The Splitpaw Saga is the second Adventure Pack for EverQuest II. It introduced new areas, new items and new monsters. The adventure pack allows characters to use moveable planks, crates and barrels in a series of event-based zones where they will face gnolls opponents designed for players between 20th and 50th level.

Other features are:
- 12 different solo, group and raid instances.
- 2 new dungeons with twelve additional instanced zones.
- Dozens of scenario-based quests.
- Foes scale to match the players' levels.

===The Fallen Dynasty===

The Fallen Dynasty is the third adventure pack. It introduced new areas, new items, new monsters and quest lines. It added new content for characters levels 55 through 70:
- Seven areas to explore.
- New solo and small group quests lines, as well as heroic and epic encounters for levels 55 through 70.
- Brand new collection and tome quests.
- New artisan rewards that assist in the crafting process.
- Many new items, including weapons designed in the Fallen Dynasty theme.

===Rum Cellar===

Rum Cellar is a "campaign"-style adventure pack with a pirate theme set in a series of large distilleries. The pack features a number of solo and group-oriented zones along with one raid zone designed for players at least level 100. The campaign requires the purchase of the Altar of Malice expansion, released five months earlier. Daybreak Games included both Rum Cellar and Alter of Malice together as a bundle, both with the standard or collector's edition of the expansion.

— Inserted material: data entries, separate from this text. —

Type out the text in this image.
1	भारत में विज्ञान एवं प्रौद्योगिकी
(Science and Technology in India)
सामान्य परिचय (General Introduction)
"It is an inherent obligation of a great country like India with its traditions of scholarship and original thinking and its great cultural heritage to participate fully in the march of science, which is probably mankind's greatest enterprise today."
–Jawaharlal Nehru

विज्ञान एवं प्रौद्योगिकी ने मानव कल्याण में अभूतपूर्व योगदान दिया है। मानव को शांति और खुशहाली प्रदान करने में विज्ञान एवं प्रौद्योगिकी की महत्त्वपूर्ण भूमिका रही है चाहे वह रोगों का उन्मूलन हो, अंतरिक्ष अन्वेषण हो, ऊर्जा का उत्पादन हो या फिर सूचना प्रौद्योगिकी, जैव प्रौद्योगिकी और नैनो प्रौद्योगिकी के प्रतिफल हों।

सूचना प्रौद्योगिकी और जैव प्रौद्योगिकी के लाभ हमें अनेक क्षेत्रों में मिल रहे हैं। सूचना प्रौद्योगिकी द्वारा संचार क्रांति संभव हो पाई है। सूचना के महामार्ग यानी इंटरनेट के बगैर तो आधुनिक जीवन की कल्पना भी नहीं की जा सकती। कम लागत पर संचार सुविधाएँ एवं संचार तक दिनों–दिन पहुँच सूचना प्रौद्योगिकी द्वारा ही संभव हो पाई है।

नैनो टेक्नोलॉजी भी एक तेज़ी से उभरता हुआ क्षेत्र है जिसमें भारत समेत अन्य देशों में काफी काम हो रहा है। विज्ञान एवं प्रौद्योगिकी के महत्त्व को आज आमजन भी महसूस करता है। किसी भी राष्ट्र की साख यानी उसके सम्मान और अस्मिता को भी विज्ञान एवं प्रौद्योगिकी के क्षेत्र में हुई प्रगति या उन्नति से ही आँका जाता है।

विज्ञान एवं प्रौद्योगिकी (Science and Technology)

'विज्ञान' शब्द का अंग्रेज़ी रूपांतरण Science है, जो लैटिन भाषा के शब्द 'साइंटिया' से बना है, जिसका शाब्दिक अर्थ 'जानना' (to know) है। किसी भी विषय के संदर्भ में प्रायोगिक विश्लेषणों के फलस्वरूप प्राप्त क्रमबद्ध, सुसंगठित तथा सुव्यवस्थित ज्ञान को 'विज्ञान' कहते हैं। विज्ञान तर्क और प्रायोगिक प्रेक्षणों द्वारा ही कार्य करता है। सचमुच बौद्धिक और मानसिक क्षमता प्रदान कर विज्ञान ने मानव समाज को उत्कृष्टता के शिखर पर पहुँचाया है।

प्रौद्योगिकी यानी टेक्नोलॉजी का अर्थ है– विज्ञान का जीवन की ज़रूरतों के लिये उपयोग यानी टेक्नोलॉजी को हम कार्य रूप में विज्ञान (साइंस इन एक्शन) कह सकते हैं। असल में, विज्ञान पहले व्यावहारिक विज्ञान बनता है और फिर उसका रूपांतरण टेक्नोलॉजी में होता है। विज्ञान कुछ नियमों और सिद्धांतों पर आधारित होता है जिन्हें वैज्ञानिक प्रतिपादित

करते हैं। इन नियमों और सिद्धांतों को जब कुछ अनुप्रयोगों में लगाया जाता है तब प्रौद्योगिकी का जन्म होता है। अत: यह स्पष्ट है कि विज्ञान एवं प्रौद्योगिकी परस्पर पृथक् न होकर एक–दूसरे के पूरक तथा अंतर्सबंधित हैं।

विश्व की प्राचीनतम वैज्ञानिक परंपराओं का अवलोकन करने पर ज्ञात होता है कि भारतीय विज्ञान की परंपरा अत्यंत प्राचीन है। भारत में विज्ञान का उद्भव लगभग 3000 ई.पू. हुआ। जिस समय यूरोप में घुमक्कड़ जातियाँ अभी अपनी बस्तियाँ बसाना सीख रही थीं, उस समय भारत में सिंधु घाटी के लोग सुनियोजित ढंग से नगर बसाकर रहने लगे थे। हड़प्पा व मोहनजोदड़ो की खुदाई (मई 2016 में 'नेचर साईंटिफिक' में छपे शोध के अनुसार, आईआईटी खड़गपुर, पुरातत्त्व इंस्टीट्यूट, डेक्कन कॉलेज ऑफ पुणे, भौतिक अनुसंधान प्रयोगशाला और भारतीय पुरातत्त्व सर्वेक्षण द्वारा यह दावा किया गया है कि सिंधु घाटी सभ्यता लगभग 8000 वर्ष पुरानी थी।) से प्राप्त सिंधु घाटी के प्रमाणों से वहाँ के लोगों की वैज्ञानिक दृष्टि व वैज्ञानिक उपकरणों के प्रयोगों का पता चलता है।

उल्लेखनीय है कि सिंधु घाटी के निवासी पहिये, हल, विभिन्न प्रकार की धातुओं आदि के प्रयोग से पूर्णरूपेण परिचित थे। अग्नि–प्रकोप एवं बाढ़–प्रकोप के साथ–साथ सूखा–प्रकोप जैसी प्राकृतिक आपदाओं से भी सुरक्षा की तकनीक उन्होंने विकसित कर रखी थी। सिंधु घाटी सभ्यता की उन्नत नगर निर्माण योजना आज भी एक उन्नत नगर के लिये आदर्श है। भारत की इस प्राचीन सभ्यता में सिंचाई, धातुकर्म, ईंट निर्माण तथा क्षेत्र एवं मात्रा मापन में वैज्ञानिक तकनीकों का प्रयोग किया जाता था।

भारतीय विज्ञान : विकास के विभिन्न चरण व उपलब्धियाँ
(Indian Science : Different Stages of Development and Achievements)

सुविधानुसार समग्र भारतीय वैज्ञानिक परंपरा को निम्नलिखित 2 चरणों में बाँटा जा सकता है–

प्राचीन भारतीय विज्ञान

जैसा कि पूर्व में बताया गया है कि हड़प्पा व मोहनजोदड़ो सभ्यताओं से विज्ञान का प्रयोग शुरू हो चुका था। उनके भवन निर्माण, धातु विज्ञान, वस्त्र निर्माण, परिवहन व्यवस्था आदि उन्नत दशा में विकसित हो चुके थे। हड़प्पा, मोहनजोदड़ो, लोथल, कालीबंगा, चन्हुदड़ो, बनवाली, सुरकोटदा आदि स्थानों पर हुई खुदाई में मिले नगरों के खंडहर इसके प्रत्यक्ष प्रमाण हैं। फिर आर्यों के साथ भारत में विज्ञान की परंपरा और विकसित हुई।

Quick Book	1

==The Complete Collection==
On October 22, 2009, Sony Online Entertainment released EverQuest II: The Complete Collection, a retail bundle which included the base game, the first three adventure packs, and the first six expansions up to The Shadow Odyssey. The package also came with 500 Station Cash to use in the in-game digital store, and 60 days of free game time. The Complete Collection was the fifth-highest-selling PC game in North America for the week of November 5-12 of the same year.